Minimize your spending before applying for a mortgage
We have already said that lenders will want to look at your expenditures before approving your mortgage and they will probably want to see statements. This is all part of the ‘stress test’ – this means that they would like to see if you will still be able to afford your mortgage payment if the rates went up to 6%. Lenders might ask you for your last 3 months’ bank statements and your payslips to see if your expenditure correlates with your income. It is worth it to limit your spending for the next 3 months so that you record looks a bit better, especially if you are applying for a large mortgage. You should also consider living frugally once you have actually purchased the house – there are a number of new running costs that might infiltrate your budget and give you some surprises at the end of the month. This way you will always have money to stop the holes.

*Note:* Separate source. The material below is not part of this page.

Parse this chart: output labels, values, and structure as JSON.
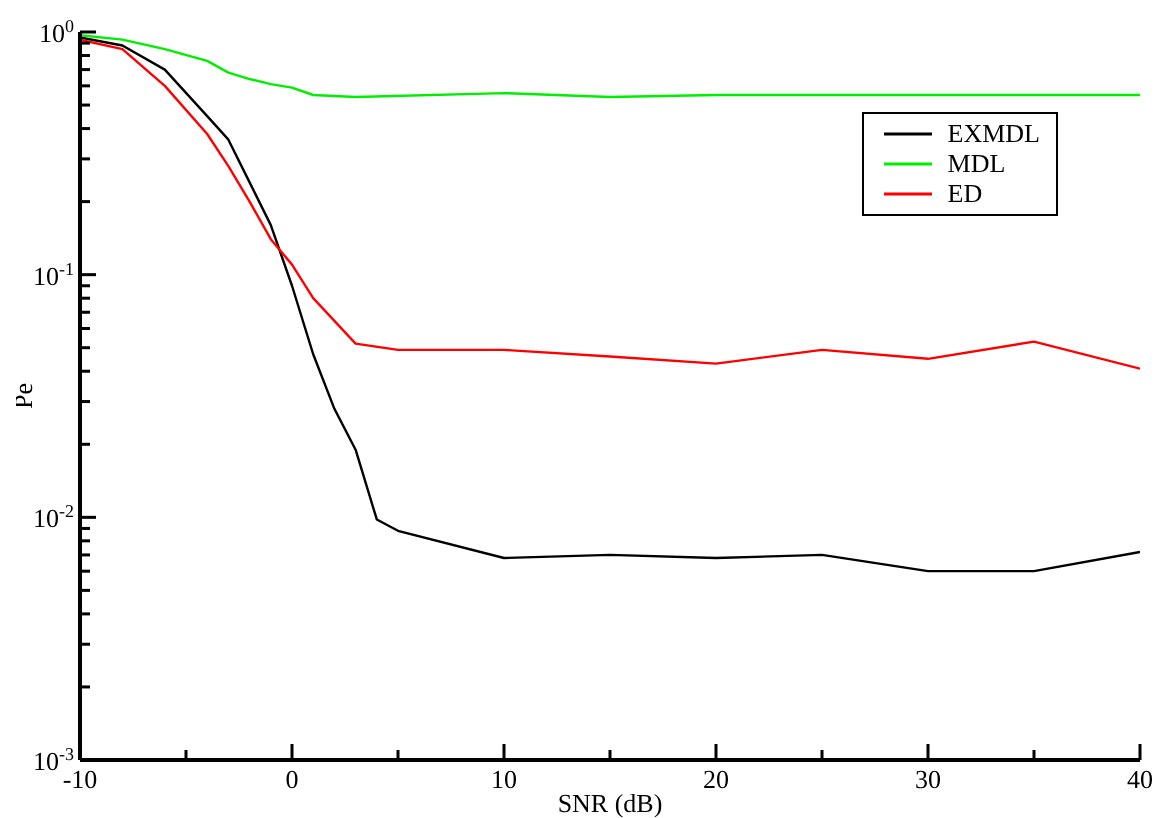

Check your credit score before your lender does
One of the main things that you need to convince the lender of is that you can manage to pay back the mortgage and that you are a responsible adult who can work with money. One way of doing this is to check your own credit score and see if you have a good credit rating and payback history. Your credit file consists out of numerous things like credit cards, loans, overdrafts, utility payments and even some mobile payments. It covers all accounts opened during the last 6 years. The great thing is that you can check the history for free.
Prepare your paperwork to speed things up
Lenders need to see proof of income so that they can see if they are able to grant you your mortgage. It makes sense for you to gather all your paperwork in advance and send it in at one time so that you can get a faster answer. Many lenders won’t accept printed bank statements so you will need to go into the branches in order to obtain an original copy. Ask for these a few weeks in advance so that you have enough time if you should wait for it. Here is the paperwork that you should get ready:
- past 3 months’ bank statements
- last 3 months’ pay slips
- proof of bonuses or commission
- your latest tax form
- your last 3 years of accounts or tax returns
- proof of deposits
- ID documents
- proof of address
- a gift letter if you are receiving help from someone who will not be owning the home
Enlist the services of a good mortgage broker
A mortgage broker who knows his stuff will be able to help you before you go to consult a lender. They will be able to tell you exactly what to do and to expect in order to get your mortgage approved. A broker does thorough and updated searches of the market so that he can let you know of any new conditions you need to pertain to. He will also be able to take into consideration your personal financial situation and advise you according to that. Brokers may ask absurd fees for little advice so do your research first before you invest in their counsel.